Honesty & Difference

The obvious problem is that male and female body chemistries have requirements that are so different that the transformative techniques are not likely to be identical.

One school of thought is blunt about what this may mean - the 'other' is abstracted as a vessel and receptacle, albeit one that is treated with respect. There is a whole ethical debate that is inconclusive about whether a 'magical practitioner' actually informs their partner about what they are up to in this respect.

Some of this debate descends into a matter of angels dancing on the head of a pin because all sexual activity involves both a deep inwardness (including unshared fantasy) and a sense of bonding that, at its best, is felt as a merging of persons.  Our Tantra series will explore this further at a much later date.

It is only convention that has Westerners speaking of the bonding in romantic terms without recognising the existence of the former self-absorbed inwardness.

It is not just that the inwardness is often transgressional or incommunicable but the other party is, bluntly, probably not interested in yours because it cuts across their own experience and their transgressive thoughts.

Part of the sheer pleasure of a loving sexual relationship is the right to be yourself in your own head and that is not in the slightest bit incompatible with radical differences in actual experiences (inevitable anyway given male and female body chemistry in any serious heterosexual play) and of different fantasy imagery.

The Mind-Body Relationship in Sacral Sexuality

The baby that we might wish to save in the traditions, alongside a pragmatic approach to technique, is the 'allegorical' role of their modelling of how the body works as perceived by the mind rather than as described objectively by scientists.

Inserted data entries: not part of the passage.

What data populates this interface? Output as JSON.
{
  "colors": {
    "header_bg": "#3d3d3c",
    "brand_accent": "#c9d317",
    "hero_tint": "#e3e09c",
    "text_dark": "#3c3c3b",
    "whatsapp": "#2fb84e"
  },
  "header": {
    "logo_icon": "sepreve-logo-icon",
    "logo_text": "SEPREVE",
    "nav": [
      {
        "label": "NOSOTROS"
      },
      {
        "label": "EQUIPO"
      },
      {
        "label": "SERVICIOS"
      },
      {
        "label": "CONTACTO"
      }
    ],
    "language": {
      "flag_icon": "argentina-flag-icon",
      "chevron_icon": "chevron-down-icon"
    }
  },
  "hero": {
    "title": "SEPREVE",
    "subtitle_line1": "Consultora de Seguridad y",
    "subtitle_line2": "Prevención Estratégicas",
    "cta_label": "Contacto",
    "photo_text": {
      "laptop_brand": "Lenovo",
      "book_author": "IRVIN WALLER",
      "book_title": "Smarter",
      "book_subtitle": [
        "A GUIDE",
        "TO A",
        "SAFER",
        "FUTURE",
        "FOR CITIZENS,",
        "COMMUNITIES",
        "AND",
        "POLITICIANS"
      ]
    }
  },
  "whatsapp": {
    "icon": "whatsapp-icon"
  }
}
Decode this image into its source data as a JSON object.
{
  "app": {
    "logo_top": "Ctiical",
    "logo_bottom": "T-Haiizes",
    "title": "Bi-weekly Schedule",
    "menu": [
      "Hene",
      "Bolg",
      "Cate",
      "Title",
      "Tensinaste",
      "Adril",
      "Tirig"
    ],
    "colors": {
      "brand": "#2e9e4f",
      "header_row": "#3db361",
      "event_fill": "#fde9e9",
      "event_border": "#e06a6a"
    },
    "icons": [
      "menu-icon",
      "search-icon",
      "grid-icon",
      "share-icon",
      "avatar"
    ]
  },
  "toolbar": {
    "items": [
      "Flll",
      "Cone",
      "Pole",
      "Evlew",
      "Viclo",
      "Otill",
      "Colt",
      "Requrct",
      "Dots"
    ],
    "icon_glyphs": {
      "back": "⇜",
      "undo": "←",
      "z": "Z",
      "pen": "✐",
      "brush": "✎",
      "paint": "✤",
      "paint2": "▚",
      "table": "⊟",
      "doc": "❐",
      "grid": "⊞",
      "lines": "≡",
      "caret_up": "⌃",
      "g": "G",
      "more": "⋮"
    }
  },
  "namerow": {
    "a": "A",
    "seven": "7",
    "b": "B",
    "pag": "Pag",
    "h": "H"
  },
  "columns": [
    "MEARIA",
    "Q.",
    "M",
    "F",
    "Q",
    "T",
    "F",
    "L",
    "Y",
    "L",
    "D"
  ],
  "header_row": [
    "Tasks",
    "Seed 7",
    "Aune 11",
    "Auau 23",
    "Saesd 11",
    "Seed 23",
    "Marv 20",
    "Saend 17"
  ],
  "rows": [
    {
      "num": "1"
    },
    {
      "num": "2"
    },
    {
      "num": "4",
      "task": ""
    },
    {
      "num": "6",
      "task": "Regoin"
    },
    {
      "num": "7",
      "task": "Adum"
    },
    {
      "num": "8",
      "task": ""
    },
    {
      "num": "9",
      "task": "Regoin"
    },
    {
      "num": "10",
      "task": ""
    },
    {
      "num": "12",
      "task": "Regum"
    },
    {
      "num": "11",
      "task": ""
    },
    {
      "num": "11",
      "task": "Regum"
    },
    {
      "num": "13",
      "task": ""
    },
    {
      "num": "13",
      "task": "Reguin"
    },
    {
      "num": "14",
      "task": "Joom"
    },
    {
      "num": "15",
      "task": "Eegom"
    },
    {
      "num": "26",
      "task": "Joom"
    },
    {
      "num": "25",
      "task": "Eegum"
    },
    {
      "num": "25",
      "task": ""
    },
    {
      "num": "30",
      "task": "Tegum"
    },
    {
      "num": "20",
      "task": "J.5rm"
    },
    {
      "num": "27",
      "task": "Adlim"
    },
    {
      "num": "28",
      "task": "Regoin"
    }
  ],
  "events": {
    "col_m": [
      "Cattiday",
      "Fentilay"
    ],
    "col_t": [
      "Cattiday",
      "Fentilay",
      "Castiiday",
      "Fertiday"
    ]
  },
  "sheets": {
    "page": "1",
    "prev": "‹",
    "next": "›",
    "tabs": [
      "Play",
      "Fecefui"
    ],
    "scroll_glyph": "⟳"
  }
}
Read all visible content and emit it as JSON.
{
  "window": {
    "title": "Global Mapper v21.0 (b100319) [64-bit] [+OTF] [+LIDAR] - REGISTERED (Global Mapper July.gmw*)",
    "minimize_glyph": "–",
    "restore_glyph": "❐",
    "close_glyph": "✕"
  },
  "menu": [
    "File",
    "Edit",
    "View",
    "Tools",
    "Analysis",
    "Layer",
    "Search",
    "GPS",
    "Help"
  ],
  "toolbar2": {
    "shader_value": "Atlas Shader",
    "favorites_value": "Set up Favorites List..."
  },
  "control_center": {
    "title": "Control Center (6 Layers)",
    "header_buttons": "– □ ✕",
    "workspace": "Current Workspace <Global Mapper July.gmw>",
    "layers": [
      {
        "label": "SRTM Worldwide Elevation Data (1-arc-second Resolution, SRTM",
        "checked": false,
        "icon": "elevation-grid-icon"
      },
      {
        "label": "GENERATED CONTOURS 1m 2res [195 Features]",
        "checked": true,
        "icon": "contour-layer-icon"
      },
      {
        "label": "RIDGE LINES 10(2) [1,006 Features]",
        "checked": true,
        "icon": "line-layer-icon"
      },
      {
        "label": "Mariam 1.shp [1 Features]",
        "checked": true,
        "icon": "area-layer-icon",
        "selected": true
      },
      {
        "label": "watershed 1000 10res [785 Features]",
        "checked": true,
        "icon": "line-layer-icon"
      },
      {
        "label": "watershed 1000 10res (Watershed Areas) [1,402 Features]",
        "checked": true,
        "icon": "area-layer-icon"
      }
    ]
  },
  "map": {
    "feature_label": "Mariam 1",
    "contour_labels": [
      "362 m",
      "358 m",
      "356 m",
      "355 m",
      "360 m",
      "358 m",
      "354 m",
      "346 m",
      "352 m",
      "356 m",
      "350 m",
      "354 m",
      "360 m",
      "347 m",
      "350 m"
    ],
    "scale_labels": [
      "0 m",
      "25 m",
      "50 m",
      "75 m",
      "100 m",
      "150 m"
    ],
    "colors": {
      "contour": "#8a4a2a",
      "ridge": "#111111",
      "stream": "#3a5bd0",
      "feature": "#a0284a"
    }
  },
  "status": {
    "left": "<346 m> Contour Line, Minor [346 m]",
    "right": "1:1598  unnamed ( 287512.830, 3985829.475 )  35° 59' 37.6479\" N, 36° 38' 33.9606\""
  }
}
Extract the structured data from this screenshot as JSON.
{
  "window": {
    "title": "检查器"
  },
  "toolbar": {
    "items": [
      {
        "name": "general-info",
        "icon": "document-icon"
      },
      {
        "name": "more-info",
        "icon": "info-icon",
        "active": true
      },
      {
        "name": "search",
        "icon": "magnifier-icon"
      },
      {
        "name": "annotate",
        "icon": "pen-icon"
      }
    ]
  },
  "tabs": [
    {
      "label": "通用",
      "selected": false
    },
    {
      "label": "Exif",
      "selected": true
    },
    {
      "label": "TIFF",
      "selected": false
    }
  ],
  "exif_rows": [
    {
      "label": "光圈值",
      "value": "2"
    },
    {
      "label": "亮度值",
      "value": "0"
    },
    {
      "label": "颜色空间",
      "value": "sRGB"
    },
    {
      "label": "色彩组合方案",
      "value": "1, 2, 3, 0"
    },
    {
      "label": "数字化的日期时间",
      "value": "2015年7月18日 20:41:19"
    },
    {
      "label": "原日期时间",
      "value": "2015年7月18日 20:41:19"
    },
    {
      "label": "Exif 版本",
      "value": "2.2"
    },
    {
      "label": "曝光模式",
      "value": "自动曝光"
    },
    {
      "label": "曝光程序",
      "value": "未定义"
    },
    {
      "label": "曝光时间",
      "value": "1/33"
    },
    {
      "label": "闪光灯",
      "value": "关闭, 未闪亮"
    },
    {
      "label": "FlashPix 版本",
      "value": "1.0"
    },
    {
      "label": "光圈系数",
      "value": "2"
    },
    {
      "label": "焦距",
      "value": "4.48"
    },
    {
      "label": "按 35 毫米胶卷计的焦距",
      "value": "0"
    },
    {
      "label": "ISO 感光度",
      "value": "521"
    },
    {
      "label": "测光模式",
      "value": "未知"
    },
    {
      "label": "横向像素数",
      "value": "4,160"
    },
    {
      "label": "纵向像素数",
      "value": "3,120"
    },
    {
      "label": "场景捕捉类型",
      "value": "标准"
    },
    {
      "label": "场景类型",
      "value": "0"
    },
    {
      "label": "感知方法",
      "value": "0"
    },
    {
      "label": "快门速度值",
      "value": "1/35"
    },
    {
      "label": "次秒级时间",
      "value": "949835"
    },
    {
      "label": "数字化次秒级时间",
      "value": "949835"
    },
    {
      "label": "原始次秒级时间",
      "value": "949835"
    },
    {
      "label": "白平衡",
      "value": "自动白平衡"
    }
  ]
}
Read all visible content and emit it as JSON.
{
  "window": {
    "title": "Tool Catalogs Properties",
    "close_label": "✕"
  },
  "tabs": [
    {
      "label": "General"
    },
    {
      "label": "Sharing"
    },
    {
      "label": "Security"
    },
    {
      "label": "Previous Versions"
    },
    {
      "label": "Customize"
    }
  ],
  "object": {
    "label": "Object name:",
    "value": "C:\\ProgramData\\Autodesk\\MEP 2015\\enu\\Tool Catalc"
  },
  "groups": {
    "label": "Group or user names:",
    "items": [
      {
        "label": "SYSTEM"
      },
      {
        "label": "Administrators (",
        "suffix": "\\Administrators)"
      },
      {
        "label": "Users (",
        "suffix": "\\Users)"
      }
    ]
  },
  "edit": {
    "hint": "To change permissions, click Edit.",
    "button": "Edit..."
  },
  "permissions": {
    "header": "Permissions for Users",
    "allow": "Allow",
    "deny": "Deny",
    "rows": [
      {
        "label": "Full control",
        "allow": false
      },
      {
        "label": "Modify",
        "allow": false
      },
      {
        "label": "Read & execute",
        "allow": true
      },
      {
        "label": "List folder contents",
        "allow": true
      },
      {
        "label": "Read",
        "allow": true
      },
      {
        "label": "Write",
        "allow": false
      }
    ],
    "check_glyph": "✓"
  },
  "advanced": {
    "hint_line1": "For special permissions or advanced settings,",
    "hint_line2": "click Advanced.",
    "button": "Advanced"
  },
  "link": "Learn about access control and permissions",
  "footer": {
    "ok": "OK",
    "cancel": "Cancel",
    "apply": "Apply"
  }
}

In essence, we are speaking of different truths for different purposes.

As our biochemistry shifts in response to sensory stimulation, we 'sense' changes in our body that are not the same as emotions. They are physical concomitants of emotions - such as a fluttering in the chest or a dullness in the forehead - and much of the art of 'magic' directed at the body is about the mastery of these sensations and their redirection.

The entire infrastructure of the chakhras, like the circulation of energies in Taoist thought, is a pre-scientific but perfectly realistic attempt to describe actual phenomena that exhibit themselves in different ways in different persons.

Some of these sensations will never be present in some people. In others, they can be awakened.

If these sensations are observed and cultivated, they match the felt sense of an energy that can be guided in a way that appears to be observable in terms of cause and effect through the body until something takes place that can easily be interpreted as of the highest spiritual nature, a transformative moment of devastating effect.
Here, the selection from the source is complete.